54. A system for deploying a graft conduit within an intraluminal target site,

comprising:

a graft conduit having first and second ends, a first anchor member coupled to

said first end, a second anchor member coupled to said second end, said first anchor member being, capable of deployment via self-expansion and said second anchor

member being capable of deployment via forced-expansion; and

a tubular member having at least one expandable member, said tubular

member disposed over at least one of said first and second anchor members during

introduction into said intraluminal target site and removable thereafter to permit said

at least one of said first and second anchor members to expand, and said expandable

member for selectively expanding said second anchor member, to collectively open

said first and second ends of said graft conduit within said intraluminal target site.

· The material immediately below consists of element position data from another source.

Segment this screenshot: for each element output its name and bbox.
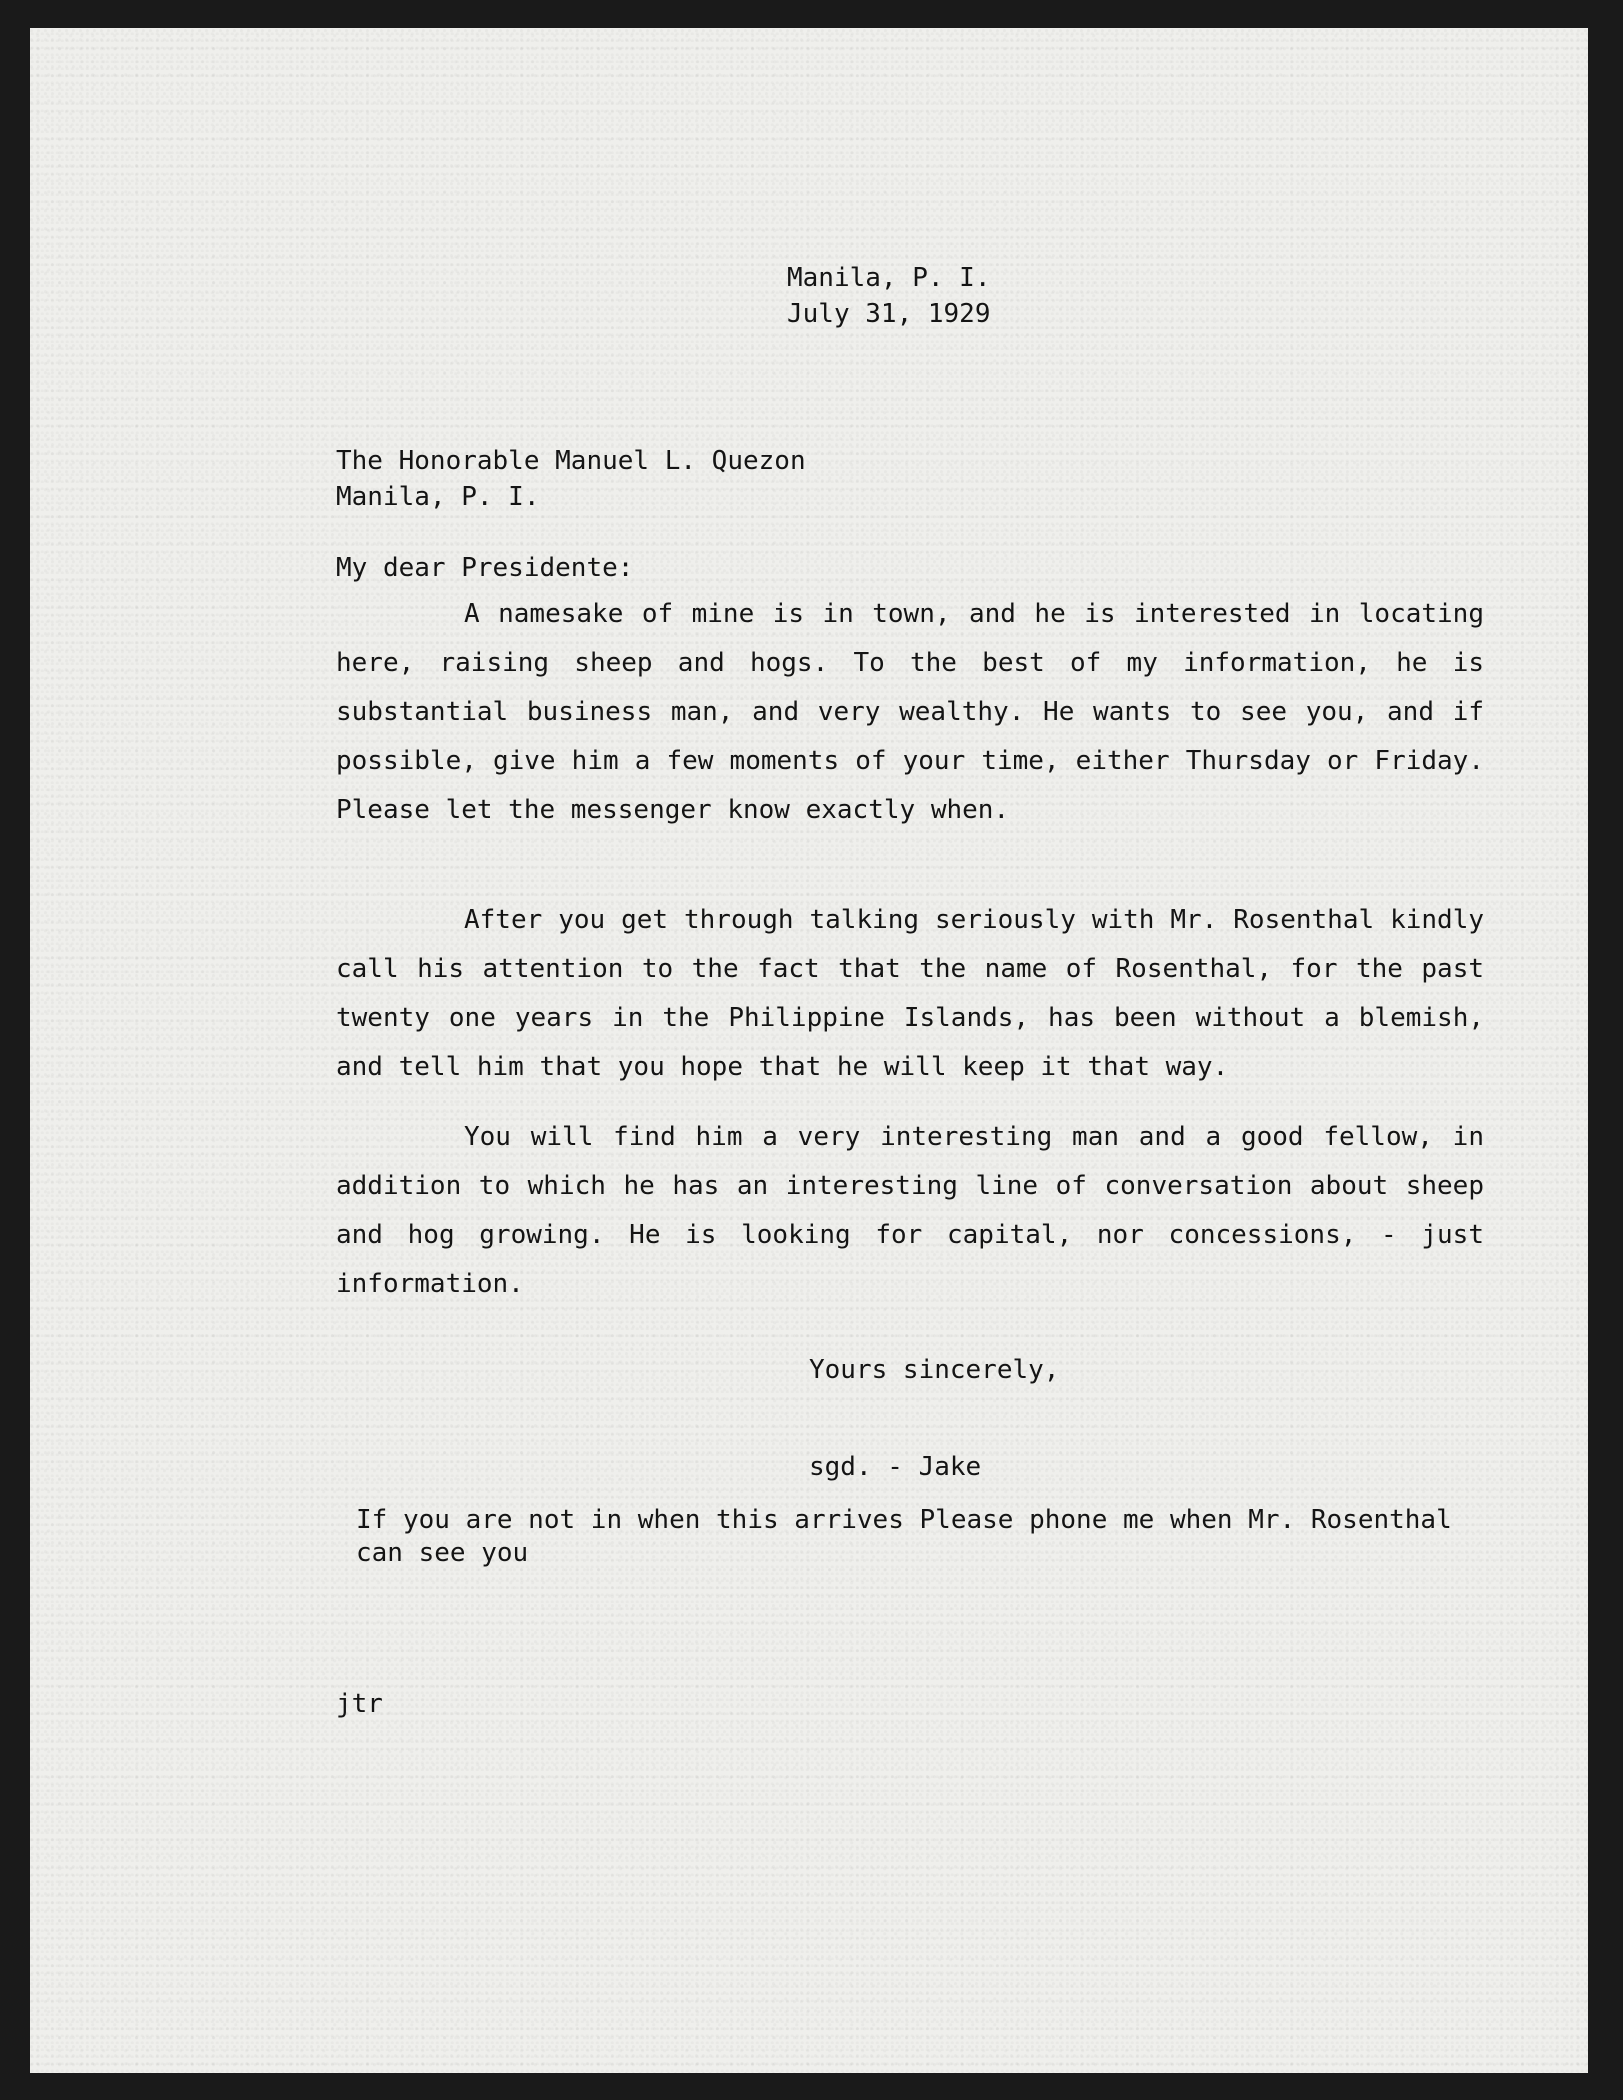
paragraph-3: You will find him a very interesting man and a good fellow, in addition to which he has an interesting line of conversation about sheep and hog growing. He is looking for capital, nor concessions, - just information.: [336, 1122, 1484, 1299]
letter-body: [30, 28, 1588, 2073]
paragraph-1: A namesake of mine is in town, and he is interested in locating here, raising sheep and hogs. To the best of my information, he is substantial business man, and very wealthy. He wants to see you, and if possible, give him a few moments of your time, either Thursday or Friday. Please let the messenger know exactly when.: [336, 599, 1484, 825]
typist-initials: jtr: [336, 1689, 383, 1719]
letter-place: Manila, P. I.: [787, 263, 991, 293]
closing: Yours sincerely,: [809, 1355, 1060, 1385]
letter-page: [30, 28, 1588, 2073]
recipient-city: Manila, P. I.: [336, 482, 540, 512]
salutation: My dear Presidente:: [336, 553, 634, 583]
letter-date: July 31, 1929: [787, 299, 991, 329]
recipient-name: The Honorable Manuel L. Quezon: [336, 446, 806, 476]
postscript: If you are not in when this arrives Please phone me when Mr. Rosenthal can see you: [356, 1505, 1452, 1568]
paragraph-2: After you get through talking seriously with Mr. Rosenthal kindly call his attention to the fact that the name of Rosenthal, for the past twenty one years in the Philippine Islands, has been without a blemish, and tell him that you hope that he will keep it that way.: [336, 905, 1484, 1082]
signature: sgd. - Jake: [809, 1452, 982, 1482]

55. An apparatus for lining an intraluminal target site, comprising:

a lining having a first anchor member and a second anchor member, said first

anchor member being self-expanding and said second anchor member being forcibly-

expanding; and

a delivery element having at least one expandable member and at least one

restraining member, said at least one restraining member for initially restraining said first anchor member and thereafter being removed to deploy said first anchor

member, and said at least one expandable member for expanding to forcibly deploy

said second anchor member.

56. The apparatus of Claim 55, wherein said second expandable member

comprises a balloon dimensioned to be selectively inflated to deploy said second

anchor member.

57. The apparatus of Claim 55, wherein said delivery element comprises an

elongated tubular member having an inner lumen capable of receiving said first

anchor member in a constrained state.

58. The apparatus of Claim 57, wherein said elongated tubular member is

equipped having said at least one expandable member disposed along a portion of an

exterior surface thereof.

59. The apparatus of Claim 58, wherein at least a portion of said second anchor

member is disposed along at least a portion of an exterior surface of said expandable

member.

60. The apparatus of Claim 55, wherein said second anchor member is

substantially longer than said first anchor member.